Sur le site internet du ministère de la Défense on pouvait lire dimanche la déclaration suivante: « Le lieutenant-général Viktor Mouzhenko, chef d’état-major, et Dmitri Yarosh se sont accordés sur la forme de collaboration à adopter entre Secteur droit et les forces armées de l’Ukraine. » L’armée ukrainienne y exprimait sa grande « appréciation » des « contributions » apportées par les bataillons de volontaires qui « rendent des services remarquables à la défense de l’Ukraine. »

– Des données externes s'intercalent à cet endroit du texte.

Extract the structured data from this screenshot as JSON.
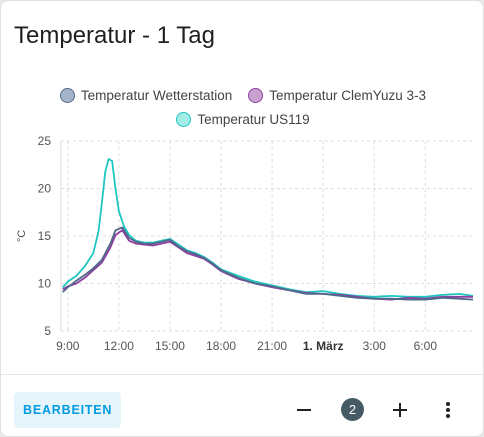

On y cite Mouzhenko qui dit: « Nous comprenons le besoin de changement et d’accroissement de l’efficacité à tous les niveaux de l’armée. Nous envisageons aussi différents modèles de formation de l’armée de réserve. Nous sommes en train d’élaborer des réformes que nous appliquerons. Nous avons rassemblé tous les patriotes et tous les défenseurs de l’Ukraine sous une direction unique. L’ennemi comprend notre unité et le fait que ses attaques échoueront. Nous avons un objectif commun qui est l’Ukraine unie. L’armée deviendra plus forte de semaine en semaine. »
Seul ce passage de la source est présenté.